In this paper, the initial-boundary value problem of the original three-dimensional compressible Euler equations with (or without) time-dependent damping is considered. By considering a functional \(F(t,\alpha ,f)\) weighted by a general time-dependent parameter function \(\alpha \) and a general radius-dependent parameter function f, we show that if the initial value \(F|_{t=0}\) is sufficiently large, then the lifespan of the system is finite. Here, f can be any \(C^1\) strictly increasing function such that the sum of initial values of f and \(\alpha \) is non-negative.
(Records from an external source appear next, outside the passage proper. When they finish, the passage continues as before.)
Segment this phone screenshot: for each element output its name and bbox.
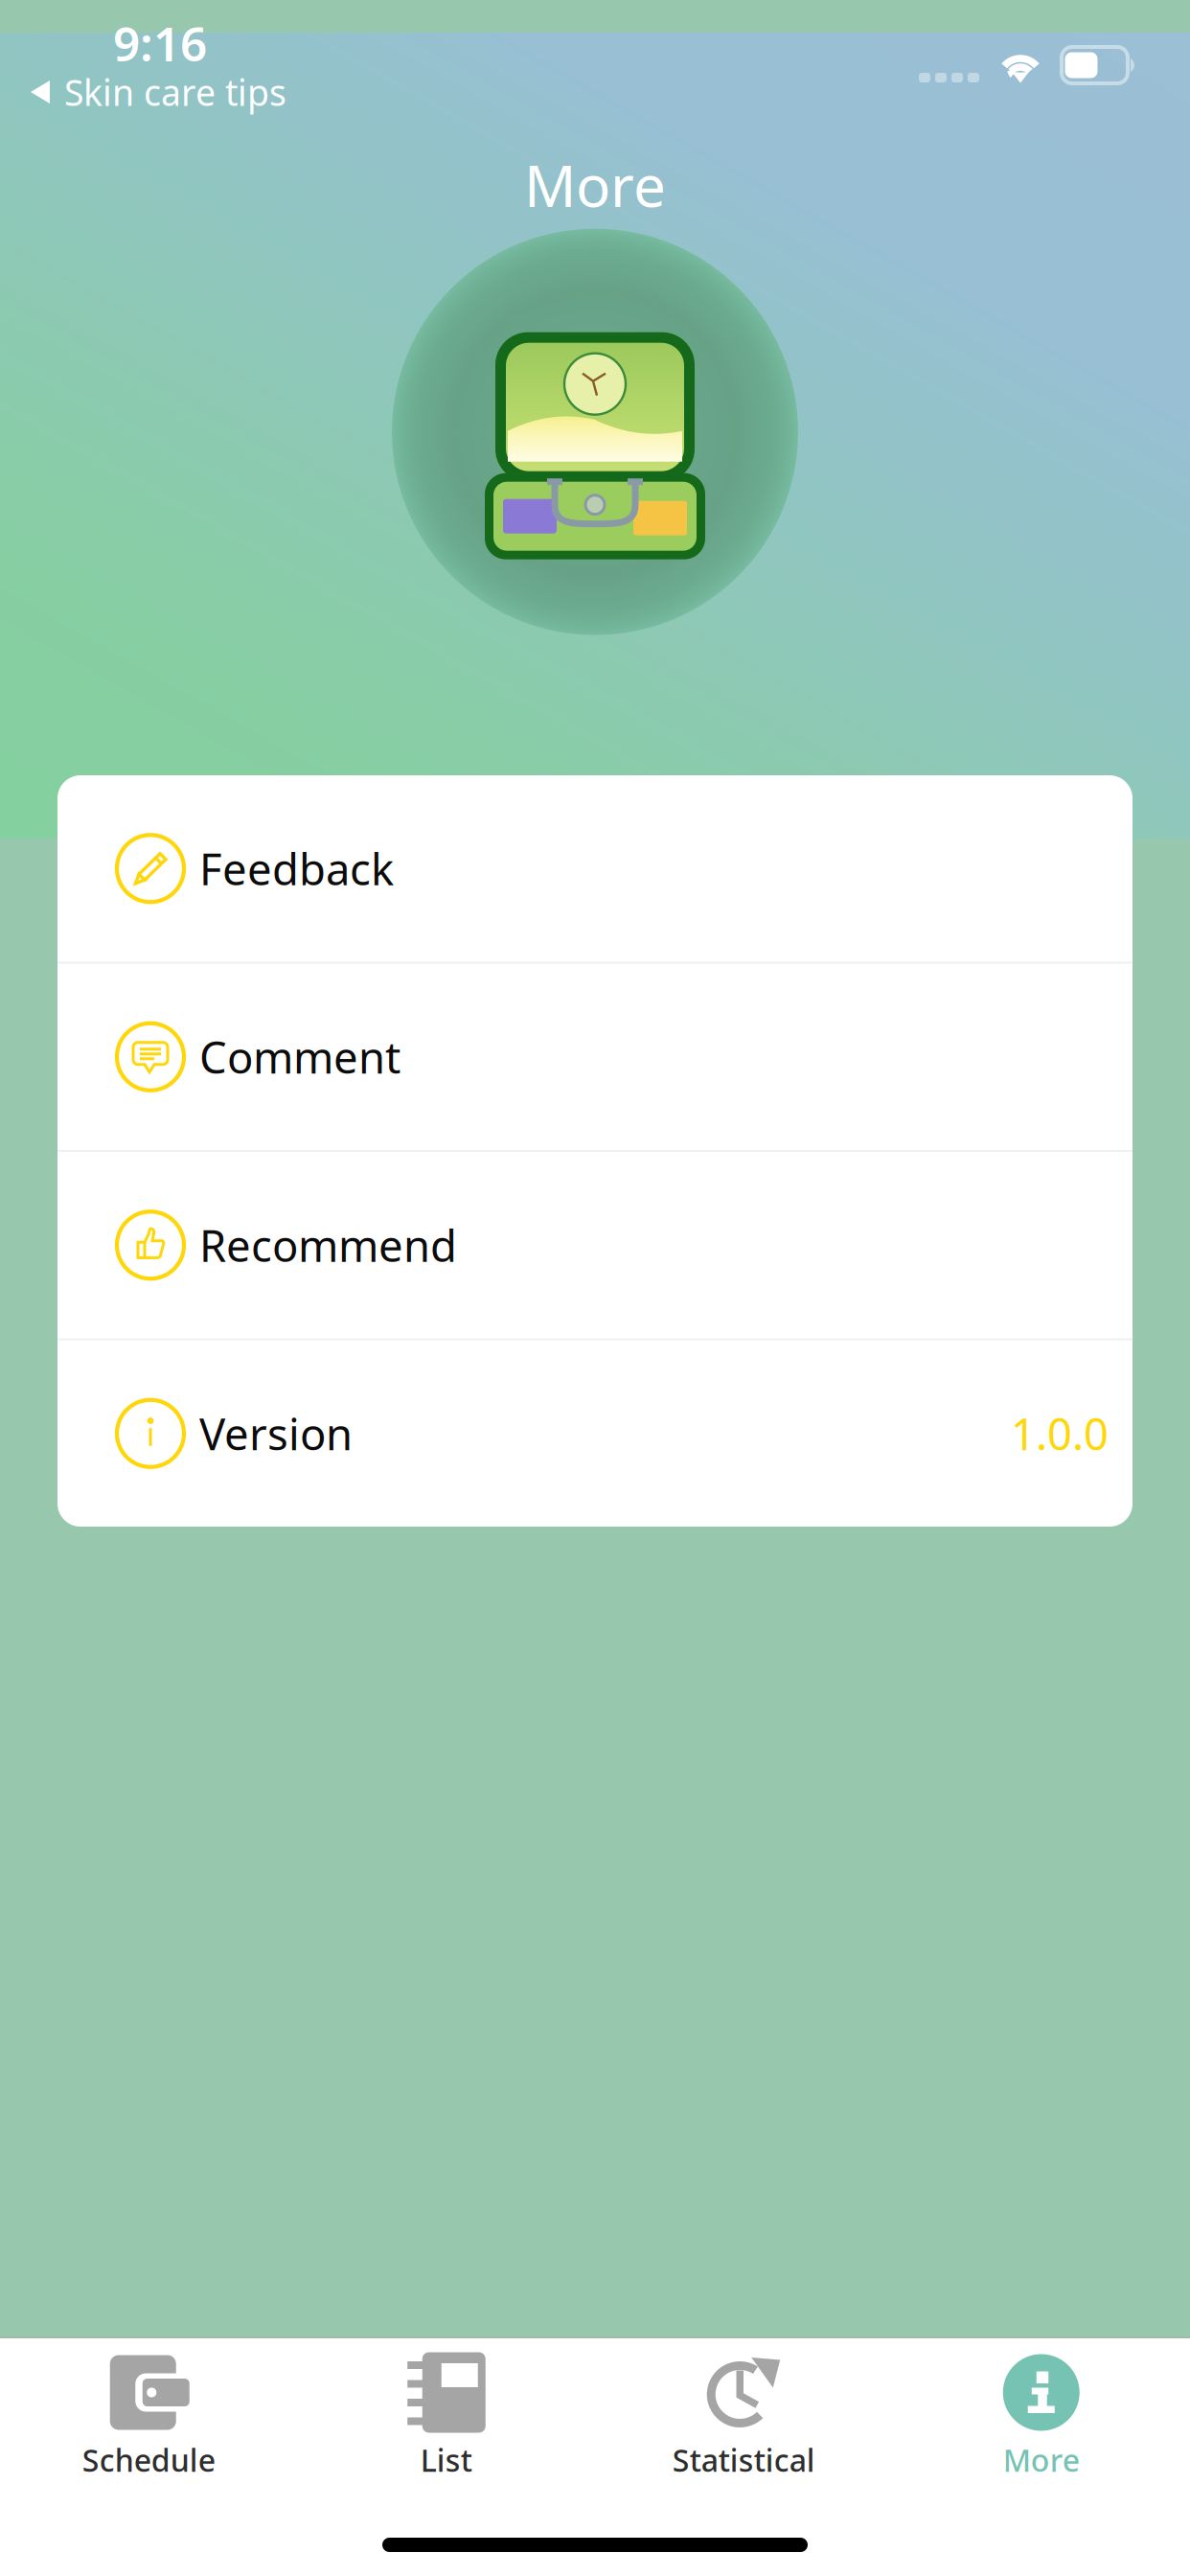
button[interactable]: More — [892, 2344, 1190, 2484]
staticText: 1.0.0 — [1011, 1405, 1109, 1462]
button[interactable]: List — [298, 2344, 595, 2484]
staticText: List — [420, 2439, 472, 2480]
button[interactable]: Feedback — [57, 775, 1133, 962]
staticText: Version — [199, 1405, 353, 1462]
staticText: More — [524, 147, 666, 223]
staticText: Feedback — [199, 840, 394, 897]
staticText: 9:16 — [113, 12, 207, 74]
button[interactable]: Skin care tips — [0, 67, 1190, 117]
button[interactable]: Schedule — [0, 2344, 298, 2484]
staticText: Comment — [199, 1028, 400, 1086]
button[interactable]: Recommend — [57, 1152, 1133, 1338]
staticText: Statistical — [672, 2439, 815, 2480]
staticText: More — [1003, 2439, 1080, 2480]
button[interactable]: Statistical — [595, 2344, 892, 2484]
button[interactable]: Version — [57, 1340, 1133, 1527]
staticText: Schedule — [82, 2439, 215, 2480]
staticText: Recommend — [199, 1216, 457, 1274]
button[interactable]: Comment — [57, 964, 1133, 1150]
staticText: Skin care tips — [64, 68, 286, 116]
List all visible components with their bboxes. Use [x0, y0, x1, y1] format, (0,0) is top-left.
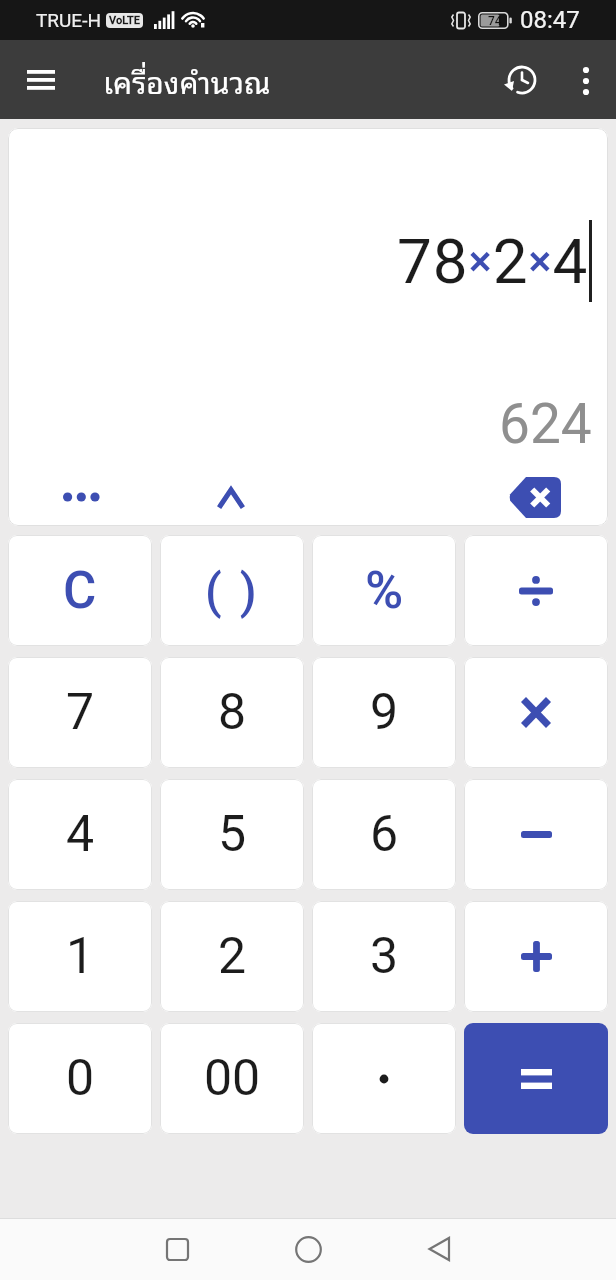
staticText: ( ) [205, 563, 260, 619]
button[interactable]: 5 [160, 779, 304, 890]
staticText: 00 [204, 1049, 261, 1108]
staticText: 3 [370, 927, 399, 986]
staticText: 4 [66, 805, 95, 864]
button[interactable]: 7 [8, 657, 152, 768]
button[interactable]: 0 [8, 1023, 152, 1134]
staticText: VoLTE [109, 14, 140, 27]
staticText: C [63, 561, 97, 621]
staticText: TRUE-H [36, 9, 101, 31]
button[interactable]: 6 [312, 779, 456, 890]
button[interactable]: 1 [8, 901, 152, 1012]
button[interactable] [464, 657, 608, 768]
staticText: 624 [499, 392, 592, 456]
button[interactable]: 9 [312, 657, 456, 768]
button[interactable]: C [8, 535, 152, 646]
button[interactable]: ( ) [160, 535, 304, 646]
staticText: 5 [218, 805, 247, 864]
button[interactable]: 00 [160, 1023, 304, 1134]
button[interactable]: 2 [160, 901, 304, 1012]
button[interactable] [497, 56, 545, 104]
button[interactable] [464, 535, 608, 646]
button[interactable] [412, 1222, 466, 1276]
button[interactable] [464, 901, 608, 1012]
staticText: 2 [218, 927, 247, 986]
button[interactable] [502, 473, 568, 521]
button[interactable] [48, 475, 114, 519]
staticText: 8 [218, 683, 247, 742]
button[interactable]: % [312, 535, 456, 646]
staticText: 7 [66, 683, 95, 742]
staticText: 08:47 [520, 6, 580, 34]
staticText: 6 [370, 805, 399, 864]
button[interactable] [14, 53, 68, 107]
button[interactable]: 4 [8, 779, 152, 890]
staticText: 9 [370, 683, 399, 742]
button[interactable]: 8 [160, 657, 304, 768]
staticText: 74 [488, 14, 502, 28]
staticText: % [365, 560, 404, 621]
staticText: เครื่องคำนวณ [103, 56, 271, 104]
button[interactable]: 3 [312, 901, 456, 1012]
button[interactable] [150, 1222, 204, 1276]
button[interactable] [566, 60, 606, 100]
staticText: 78×2×4 [397, 225, 589, 298]
button[interactable] [281, 1222, 335, 1276]
button[interactable] [464, 779, 608, 890]
button[interactable] [204, 475, 258, 519]
button[interactable] [464, 1023, 608, 1134]
staticText: 1 [66, 927, 95, 986]
button[interactable] [312, 1023, 456, 1134]
staticText: 0 [66, 1049, 95, 1108]
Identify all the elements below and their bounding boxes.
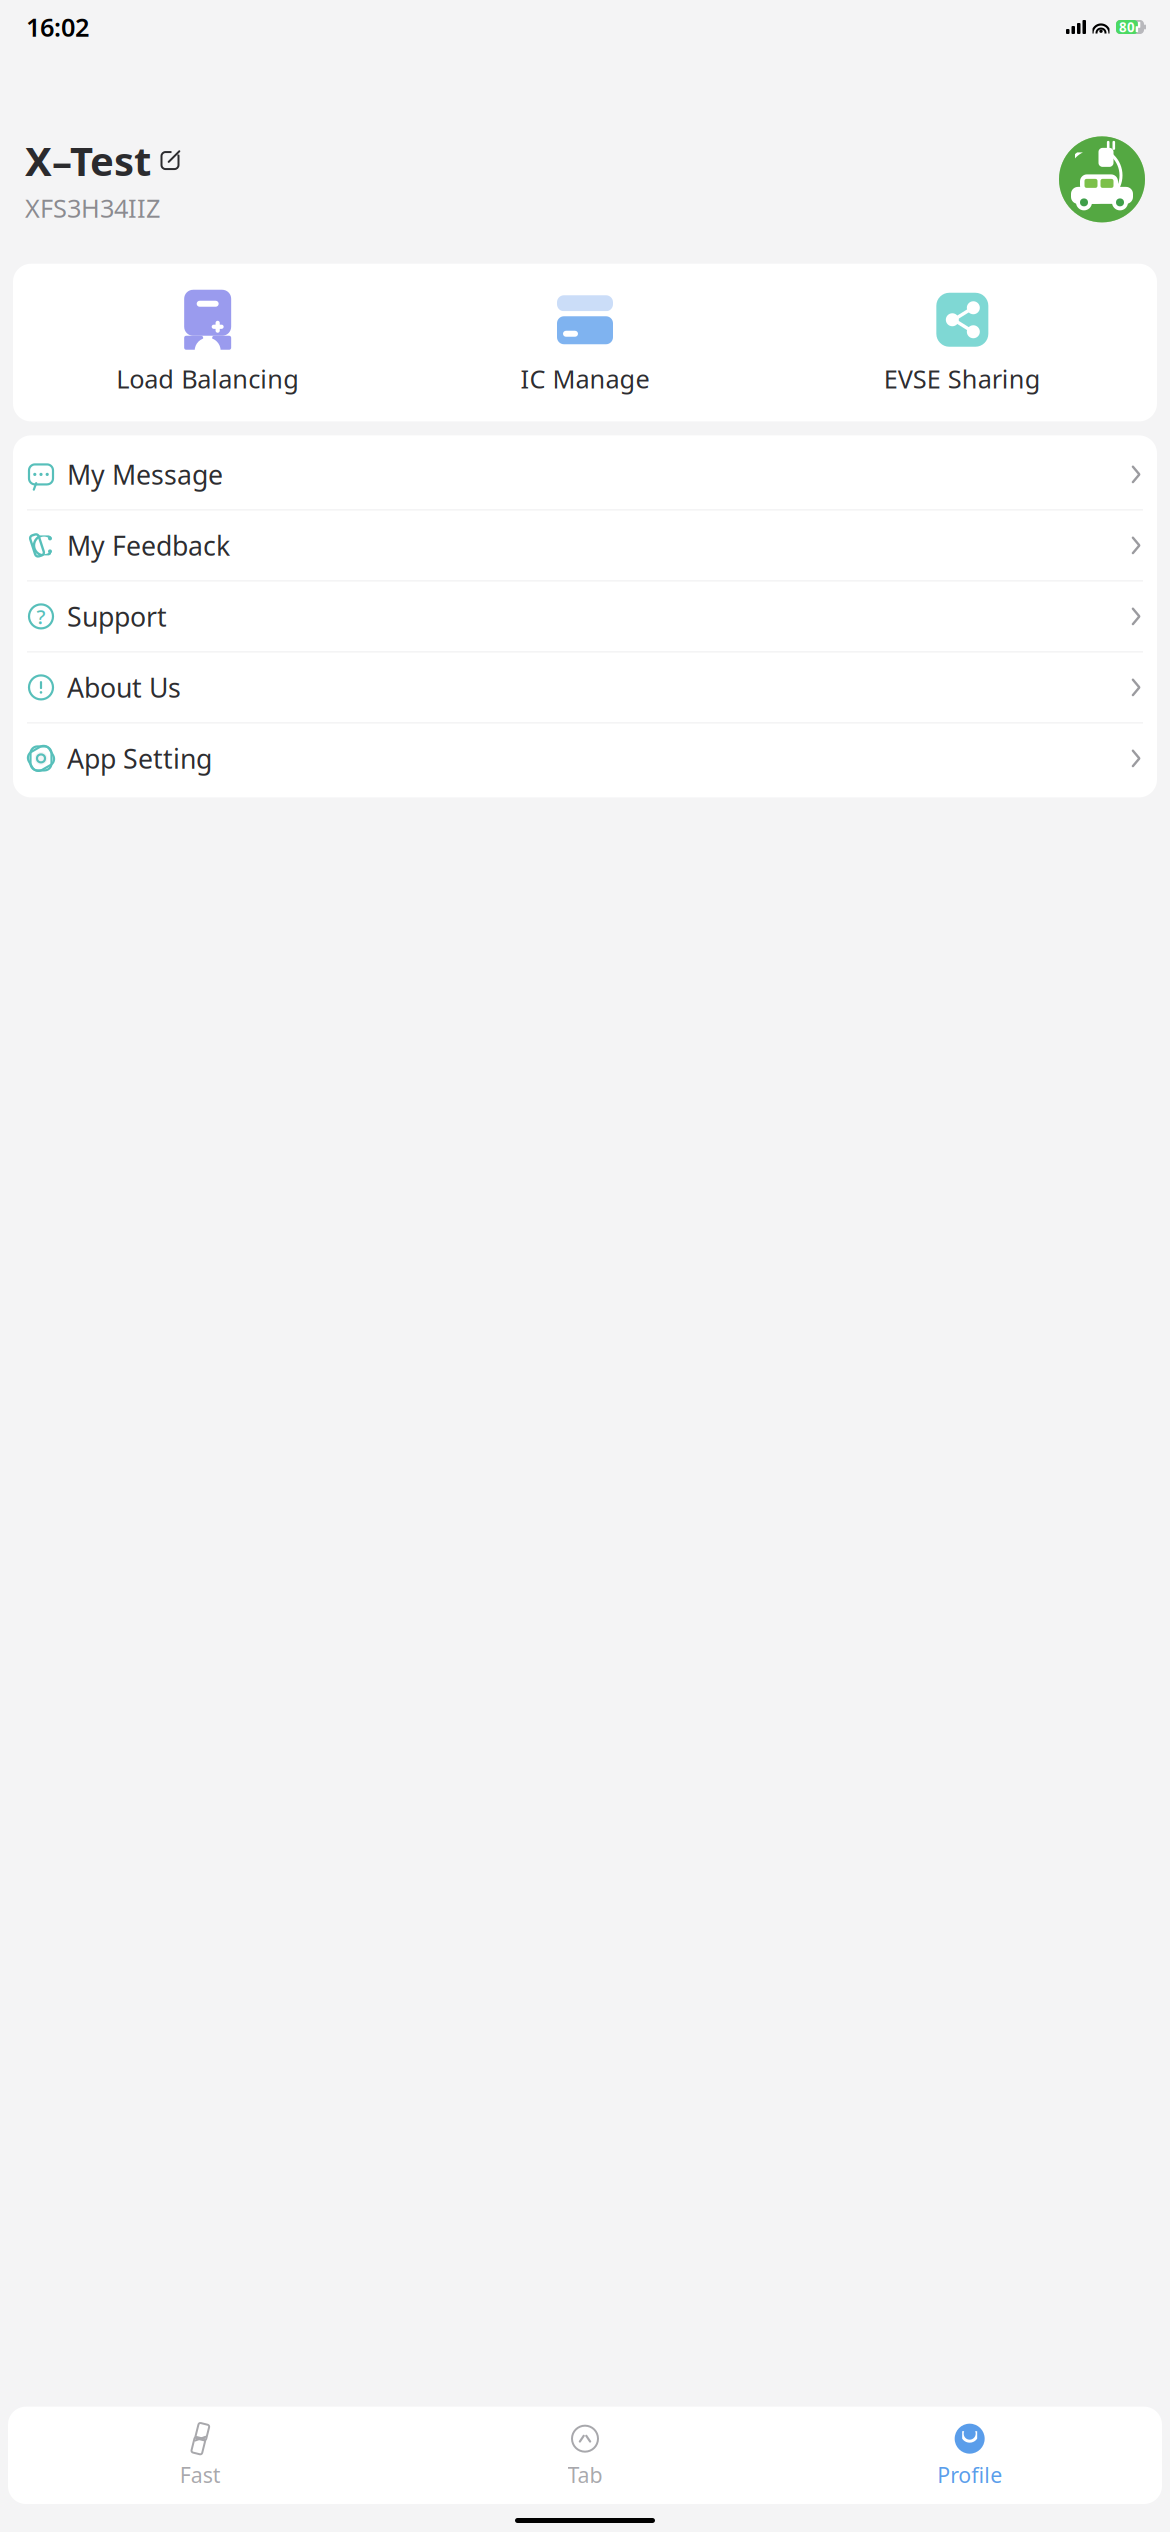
staticText: Load Balancing — [116, 362, 299, 395]
button[interactable]: My Feedback — [13, 510, 1157, 580]
button[interactable]: X–Test — [25, 134, 181, 187]
staticText: About Us — [67, 670, 181, 705]
button[interactable]: App Setting — [13, 723, 1157, 793]
staticText: Support — [67, 599, 167, 634]
button[interactable]: Profile — [777, 2414, 1162, 2497]
staticText: My Message — [67, 457, 223, 492]
staticText: Fast — [180, 2461, 221, 2489]
staticText: My Feedback — [67, 528, 230, 563]
staticText: 16:02 — [26, 10, 89, 44]
button[interactable]: Profile photo — [1059, 136, 1145, 222]
staticText: Profile — [937, 2461, 1002, 2489]
staticText: ? — [36, 603, 46, 630]
button[interactable]: IC Manage — [396, 284, 774, 401]
button[interactable]: Fast — [8, 2414, 393, 2497]
staticText: IC Manage — [520, 362, 650, 395]
staticText: App Setting — [67, 741, 212, 776]
button[interactable]: Load Balancing — [19, 284, 396, 401]
staticText: Tab — [568, 2461, 602, 2489]
button[interactable]: ? — [13, 581, 1157, 651]
staticText: 80 — [1119, 18, 1135, 36]
button[interactable]: About Us — [13, 652, 1157, 722]
staticText: EVSE Sharing — [884, 362, 1041, 395]
button[interactable]: My Message — [13, 439, 1157, 509]
staticText: X–Test — [25, 134, 151, 187]
button[interactable]: EVSE Sharing — [774, 284, 1151, 401]
button[interactable]: Tab — [393, 2414, 777, 2497]
staticText: XFS3H34IIZ — [25, 191, 160, 225]
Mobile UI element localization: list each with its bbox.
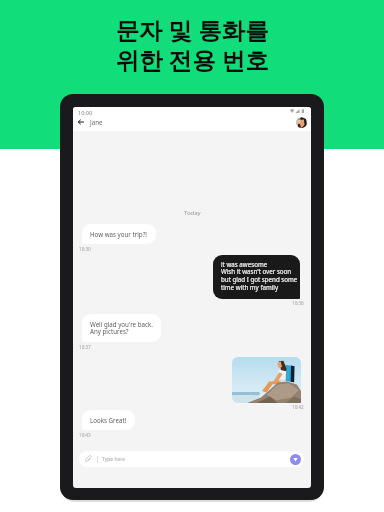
staticText: How was your trip?! [90, 230, 148, 238]
staticText: Today [184, 209, 201, 217]
button[interactable]: Well glad you're back. Any pictures? [82, 314, 161, 342]
button[interactable]: Profile [296, 117, 307, 128]
staticText: 10:42 [292, 404, 304, 410]
staticText: 10:36 [292, 300, 304, 306]
staticText: Type here [102, 456, 126, 463]
staticText: 10:37 [79, 344, 91, 350]
button[interactable]: Photo [232, 357, 301, 403]
staticText: 10:30 [79, 246, 91, 252]
button[interactable]: it was awesome Wish it wasn't over soon … [213, 255, 300, 299]
staticText: 문자 및 통화를 위한 전용 번호 [115, 14, 269, 76]
staticText: 10:00 [78, 109, 93, 116]
staticText: Well glad you're back. Any pictures? [90, 320, 153, 336]
button[interactable]: Attach file [79, 451, 97, 467]
staticText: 10:43 [79, 432, 91, 438]
staticText: it was awesome Wish it wasn't over soon … [221, 260, 298, 292]
button[interactable]: Looks Great! [82, 410, 135, 430]
button[interactable]: How was your trip?! [82, 224, 156, 244]
staticText: Looks Great! [90, 416, 127, 424]
button[interactable]: Send [290, 454, 301, 465]
button[interactable]: Back [75, 116, 86, 127]
button[interactable]: Jane [90, 118, 103, 126]
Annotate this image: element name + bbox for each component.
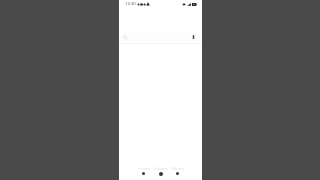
staticText: Library (171, 166, 185, 171)
button[interactable]: Home (135, 161, 152, 177)
staticText: Explore (153, 166, 168, 171)
staticText: 12:30 (125, 1, 136, 7)
staticText: Home (138, 166, 150, 171)
button[interactable]: Explore (152, 161, 169, 177)
button[interactable]: Search (121, 33, 200, 41)
other: Account (191, 35, 196, 40)
button[interactable]: Library (169, 161, 186, 177)
other: Search (123, 35, 128, 40)
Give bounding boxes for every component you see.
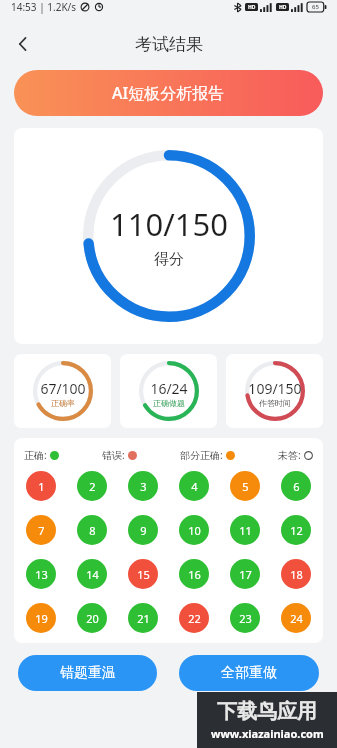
staticText: 3 [140,479,147,494]
button[interactable]: 8 [77,515,107,545]
button[interactable]: 20 [77,603,107,633]
staticText: 17 [239,567,252,582]
staticText: 部分正确: [180,448,223,462]
staticText: 正确率 [51,398,75,408]
button[interactable]: 5 [230,471,260,501]
staticText: HD [248,4,256,11]
staticText: 110/150 [110,203,228,245]
staticText: 65 [312,3,319,11]
button[interactable]: 16 [179,559,209,589]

It follows that a class of conditions for non-existence of global classical solutions is established. Moreover, the conditions imply that a strong \(\alpha \) will lead to a more unrestrained necessary condition for classical solutions of the system to exist globally in time.

在本文中，考虑了带有（或不带有）时变阻尼的原始三维可压缩Euler方程的初边值问题。通过考虑由一般时间相关参数函数\（\ alpha \）和一般半径相关参数函数f加权的函数\（F（t，\ alpha，f）\），我们证明了如果初始值\ （F | _ {t = 0} \）足够大，则系统的寿命是有限的。在这里，f可以是任何\（C ^ 1 \）严格增加的函数，使得f和\（\ alpha \）的初始值之和是非负的。由此得出一类不存在全局经典解的条件。此外，条件暗示强\（\ alpha \）将导致系统经典解决方案在时间上全局存在的更为不受约束的必要条件。